Just as economic development in western countries coincided with greater rights for women, in part through women’s increased educational attainment and participation in the labor force, the economic development of China is bringing about similar societal changes. Growth and urbanization are contentious issues in China. The results of this paper indicated an additional benefit of growth and urbanization, namely, women’s empowerment. As development and urbanization continue, more women in China will find themselves with more bargaining power within the family, and it is likely that this increased bargaining power has implications well beyond the decision of intergenerational co-residence, an exciting area for future research.

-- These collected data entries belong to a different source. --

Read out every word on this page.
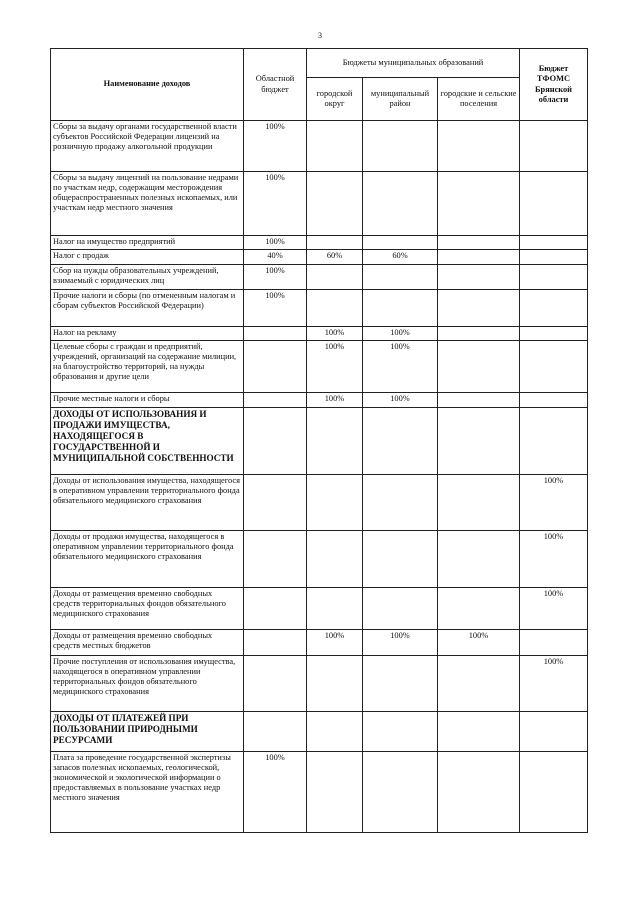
3
Наименование доходов	Областной бюджет	Бюджеты муниципальных образований			Бюджет ТФОМС Брянской области
		городской округ	муниципальный район	городские и сельские поселения	
Сборы за выдачу органами государственной власти субъектов Российской Федерации лицензий на розничную продажу алкогольной продукции	100%				
Сборы за выдачу лицензий на пользование недрами по участкам недр, содержащим месторождения общераспространенных полезных ископаемых, или участкам недр местного значения	100%				
Налог на имущество предприятий	100%				
Налог с продаж	40%	60%	60%		
Сбор на нужды образовательных учреждений, взимаемый с юридических лиц	100%				
Прочие налоги и сборы (по отмененным налогам и сборам субъектов Российской Федерации)	100%				
Налог на рекламу		100%	100%		
Целевые сборы с граждан и предприятий, учреждений, организаций на содержание милиции, на благоустройство территорий, на нужды образования и другие цели		100%	100%		
Прочие местные налоги и сборы		100%	100%		
ДОХОДЫ ОТ ИСПОЛЬЗОВАНИЯ И ПРОДАЖИ ИМУЩЕСТВА, НАХОДЯЩЕГОСЯ В ГОСУДАРСТВЕННОЙ И МУНИЦИПАЛЬНОЙ СОБСТВЕННОСТИ					
Доходы от использования имущества, находящегося в оперативном управлении территориального фонда обязательного медицинского страхования					100%
Доходы от продажи имущества, находящегося в оперативном управлении территориального фонда обязательного медицинского страхования					100%
Доходы от размещения временно свободных средств территориальных фондов обязательного медицинского страхования					100%
Доходы от размещения временно свободных средств местных бюджетов		100%	100%	100%	
Прочие поступления от использования имущества, находящегося в оперативном управлении территориальных фондов обязательного медицинского страхования					100%
ДОХОДЫ ОТ ПЛАТЕЖЕЙ ПРИ ПОЛЬЗОВАНИИ ПРИРОДНЫМИ РЕСУРСАМИ					
Плата за проведение государственной экспертизы запасов полезных ископаемых, геологической, экономической и экологической информации о предоставляемых в пользование участках недр местного значения	100%				
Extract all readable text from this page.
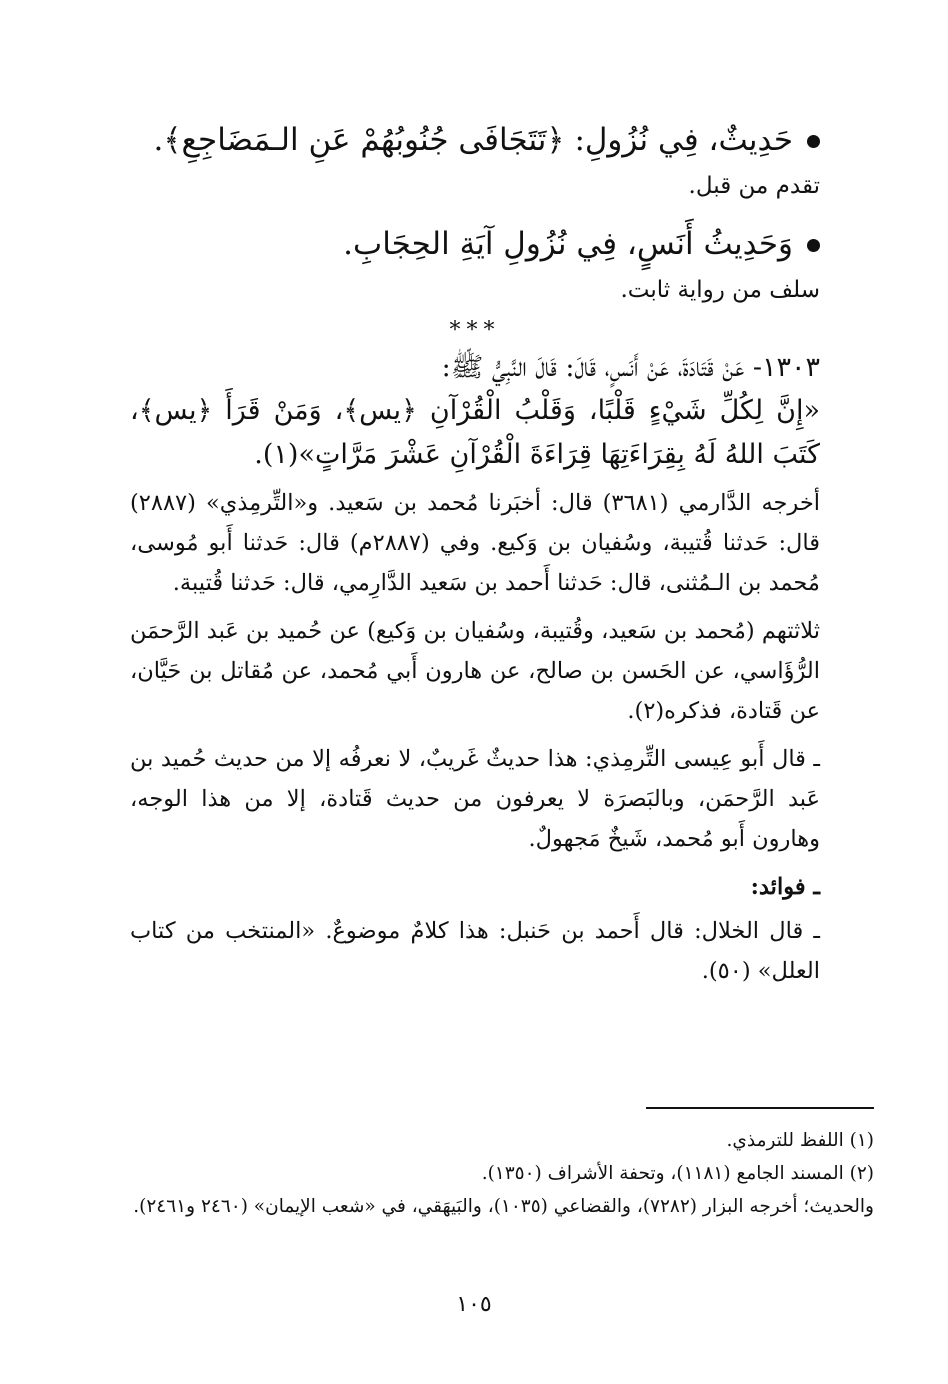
حَدِيثٌ، فِي نُزُولِ: ﴿تَتَجَافَى جُنُوبُهُمْ عَنِ الـمَضَاجِعِ﴾.

تقدم من قبل.

وَحَدِيثُ أَنَسٍ، فِي نُزُولِ آيَةِ الحِجَابِ.

سلف من رواية ثابت.

***

١٣٠٣- عَنْ قَتَادَةَ، عَنْ أَنَسٍ، قَالَ: قَالَ النَّبِيُّ ﷺ:

«إِنَّ لِكُلِّ شَيْءٍ قَلْبًا، وَقَلْبُ الْقُرْآنِ ﴿يس﴾، وَمَنْ قَرَأَ ﴿يس﴾، كَتَبَ اللهُ لَهُ بِقِرَاءَتِهَا قِرَاءَةَ الْقُرْآنِ عَشْرَ مَرَّاتٍ»(١).

أخرجه الدَّارمي (٣٦٨١) قال: أخبَرنا مُحمد بن سَعيد. و«التِّرمِذي» (٢٨٨٧) قال: حَدثنا قُتيبة، وسُفيان بن وَكيع. وفي (٢٨٨٧م) قال: حَدثنا أَبو مُوسى، مُحمد بن الـمُثنى، قال: حَدثنا أَحمد بن سَعيد الدَّارِمي، قال: حَدثنا قُتيبة.

ثلاثتهم (مُحمد بن سَعيد، وقُتيبة، وسُفيان بن وَكيع) عن حُميد بن عَبد الرَّحمَن الرُّؤَاسي، عن الحَسن بن صالح، عن هارون أَبي مُحمد، عن مُقاتل بن حَيَّان، عن قَتادة، فذكره(٢).

ـ قال أَبو عِيسى التِّرمِذي: هذا حديثٌ غَريبٌ، لا نعرفُه إلا من حديث حُميد بن عَبد الرَّحمَن، وبالبَصرَة لا يعرفون من حديث قَتادة، إلا من هذا الوجه، وهارون أَبو مُحمد، شَيخٌ مَجهولٌ.

ـ فوائد:

ـ قال الخلال: قال أَحمد بن حَنبل: هذا كلامٌ موضوعٌ. «المنتخب من كتاب العلل» (٥٠).

(١) اللفظ للترمذي.

(٢) المسند الجامع (١١٨١)، وتحفة الأشراف (١٣٥٠).

والحديث؛ أخرجه البزار (٧٢٨٢)، والقضاعي (١٠٣٥)، والبَيهَقي، في «شعب الإيمان» (٢٤٦٠ و٢٤٦١).

١٠٥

The empirical model in this paper that was estimated to analyze the effect of women’s bargaining power on living arrangements was still preliminary, due to the limitations of the data from CHNS. For example, if the mother-in-law lived in the same house with the young couples, the data provided the relevant demographic characteristics of the mother-in-law, including her age, education, income, etc. However, if the mother-in-law did not live together with the young couple, her demographic characteristics were available in another household, which could not have been matched to the household of the young couple. The lack of information regarding the ties between mother-in-law and daughter-in-law, particularly when they lived separately, was the main limitation of this dataset. Though, the CHNS data were still advantageous for analyzing living arrangement determinants, especially about China. Few household surveys in China collected data about household living arrangements, but CHNS covered information about living arrangements and living proximity between elderly parents and young couples. Undoubtedly, this model could be improved for future investigation once more characteristics of the elderly parents become available and the link between them and the young couples is established.